At first, you’d think Yuval Noah Harari is a liberal, but as he recounts the history of various philosophies, dismissing each, he comes to liberalism and says its dead too, and keeps on going. That made me question my own stories I got from hanging with the liberals. It made me ask: What story do I live by? Well, here’s my story abbreviated as much as possible:

I don't use the word universe to mean everything anymore after science started speculating about multiverses. I use the word reality. From all my studying of science there appears to be no limits to be discovered from exploring larger and larger realms, or by delving into smaller and smaller pieces. Evidently reality is infinite in all directions in both time, space, and any other possible dimension or existence. Earth is an insignificant portion of reality. But in the domain of human life, this planet is all that matters because it sustains our existence. I am an accidental byproduct of reality churning through all the infinities of infinite possibilities. I am a bubble of consciousness that has a beginning and end. I coexist on a planet with other similar consciousnesses, as well as a spectrum of other living beings with their own versions consciousness. Life on planet Earth has the potential to exist here for billions of years, but it appears our species is about to destroy its current level of civilization, if not commit species suicide, or even wipe out all life. We can all continue to live pursuing our own stories ignoring their cumulative effect on the planet, or we can collectively decide to protect the planet.

You can see why these books appeal to me.

To cooperate means everyone working from the same pages. I’m not sure that’s possible, but these two books describe what some of those pages should look like. As long as we selfishly pursue the individual stories we currently live by, cooperation can not happen.

I cannot bet we’ll cooperate because the odds are so impossible. But I am quite confident that we’re quickly approaching an endpoint to our current civilization. All the odds are just too high for that. If you haven’t read Collapsed by Jared Diamond, you might consider doing so.
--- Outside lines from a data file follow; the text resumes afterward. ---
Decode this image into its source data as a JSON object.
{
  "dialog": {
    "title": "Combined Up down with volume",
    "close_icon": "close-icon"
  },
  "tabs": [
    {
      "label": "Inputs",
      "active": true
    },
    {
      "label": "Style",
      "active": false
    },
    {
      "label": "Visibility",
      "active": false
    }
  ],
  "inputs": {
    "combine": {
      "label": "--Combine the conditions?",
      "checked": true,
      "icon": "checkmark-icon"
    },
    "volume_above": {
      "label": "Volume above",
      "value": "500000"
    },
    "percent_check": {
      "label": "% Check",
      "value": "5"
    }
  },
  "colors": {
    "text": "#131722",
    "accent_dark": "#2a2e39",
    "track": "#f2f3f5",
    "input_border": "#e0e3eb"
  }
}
It’s about all the civilizations before our current ones, they all failed. But just pay attention to all the trends you encounter. They all seem to be aiming at a near future omega endpoint bullseye.

To solve our problems requires everyone becoming a global citizen. We must all put the security of the Earth before our own goals. That involves learning a new story. But as Harari points out, most people don’t switch stories once they’ve found one that gives their life meaning, even if it has no connection to reality whatsoever.
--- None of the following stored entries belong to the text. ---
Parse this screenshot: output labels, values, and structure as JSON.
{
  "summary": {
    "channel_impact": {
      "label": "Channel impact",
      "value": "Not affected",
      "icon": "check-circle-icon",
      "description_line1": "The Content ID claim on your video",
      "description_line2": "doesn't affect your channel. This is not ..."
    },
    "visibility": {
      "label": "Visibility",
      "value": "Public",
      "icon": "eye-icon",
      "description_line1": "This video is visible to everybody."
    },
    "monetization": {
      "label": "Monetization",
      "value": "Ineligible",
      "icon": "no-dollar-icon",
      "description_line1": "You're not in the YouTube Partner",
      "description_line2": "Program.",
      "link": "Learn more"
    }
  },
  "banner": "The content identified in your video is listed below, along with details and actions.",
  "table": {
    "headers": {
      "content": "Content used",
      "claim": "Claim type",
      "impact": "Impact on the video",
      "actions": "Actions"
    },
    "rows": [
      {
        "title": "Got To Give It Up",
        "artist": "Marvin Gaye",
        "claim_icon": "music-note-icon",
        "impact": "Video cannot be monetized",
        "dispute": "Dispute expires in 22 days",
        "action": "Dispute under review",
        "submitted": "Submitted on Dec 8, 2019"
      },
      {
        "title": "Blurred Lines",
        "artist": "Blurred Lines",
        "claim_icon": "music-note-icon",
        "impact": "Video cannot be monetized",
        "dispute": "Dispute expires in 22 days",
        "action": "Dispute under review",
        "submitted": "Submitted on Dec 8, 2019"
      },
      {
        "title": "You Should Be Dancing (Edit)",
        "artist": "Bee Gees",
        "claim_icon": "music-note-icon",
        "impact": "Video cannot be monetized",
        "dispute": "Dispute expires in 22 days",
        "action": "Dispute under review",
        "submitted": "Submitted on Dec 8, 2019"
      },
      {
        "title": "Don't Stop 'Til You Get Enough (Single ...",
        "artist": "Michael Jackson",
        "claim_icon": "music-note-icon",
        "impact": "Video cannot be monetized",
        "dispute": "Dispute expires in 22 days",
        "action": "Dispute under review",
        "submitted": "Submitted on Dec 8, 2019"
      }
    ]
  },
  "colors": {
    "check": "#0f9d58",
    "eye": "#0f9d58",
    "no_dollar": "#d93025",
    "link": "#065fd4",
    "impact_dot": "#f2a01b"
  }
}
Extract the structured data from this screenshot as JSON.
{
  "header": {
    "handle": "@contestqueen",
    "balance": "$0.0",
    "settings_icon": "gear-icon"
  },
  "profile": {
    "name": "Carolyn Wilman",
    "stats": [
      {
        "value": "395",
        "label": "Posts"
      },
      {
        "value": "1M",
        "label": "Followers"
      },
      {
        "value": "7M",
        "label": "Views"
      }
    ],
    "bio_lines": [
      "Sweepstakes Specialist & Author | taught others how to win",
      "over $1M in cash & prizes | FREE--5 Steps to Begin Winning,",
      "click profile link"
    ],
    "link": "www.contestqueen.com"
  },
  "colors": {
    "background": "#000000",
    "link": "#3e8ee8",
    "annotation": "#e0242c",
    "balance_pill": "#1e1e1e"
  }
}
We live in a era where people are embracing nationalism over globalism. This is Zakaria’s territory. Not only must individuals must change, but nations need to change too. Zakaria covers how some nations are succeeding and others are not.

In the story I live by as described above, I know my place and limitations. I’m a single consciousness that will endure for a few more years. Basically, I putter about in my tiny portion of this planet, pursuing things that interest me. I enjoy what I can, and try to limit my suffering as much as possible. I am quite thankful for having this experience of existing in reality. Maybe it is too much to hope that we could collectively control our environment and the fate of our species. Reality is all about creation and destruction, roiling through all the Yin-Yang possibilities. Maybe in some locations in reality the inhabitants do work together to shape their existence, and theoretically this could be such a location, but I doubt it.
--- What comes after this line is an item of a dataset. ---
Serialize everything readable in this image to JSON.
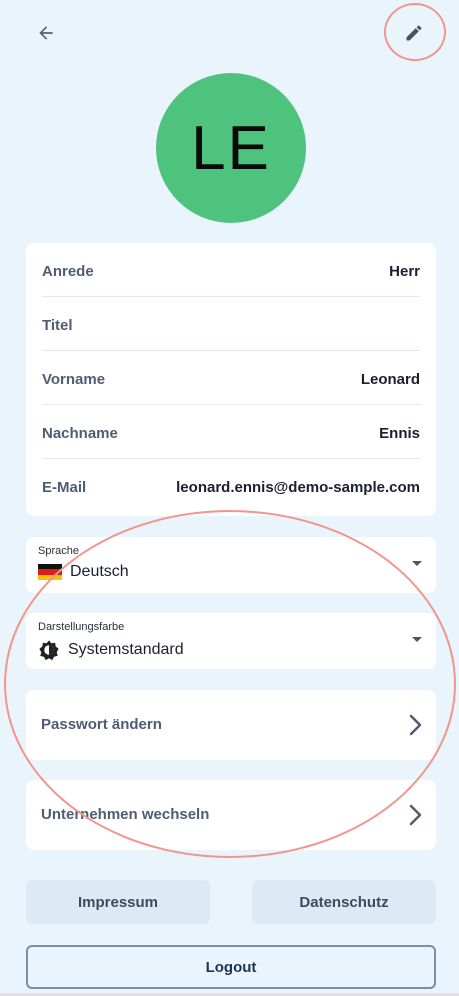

I told my friend Linda the other day, to save the world will require everyone reading a certain number of books to understand what needs to be done. I’m not sure how many books would be required, but I’m pretty sure they won’t get the readers needed. That’s why my most popular essay is “50 Reasons Why The Human Race Is Too Stupid To Survive,” getting tens of thousands of hits. And most of the people who leave comments are quite cynical about our odds too. I really need to update that essay with current examples, but I could call this essay reason #51.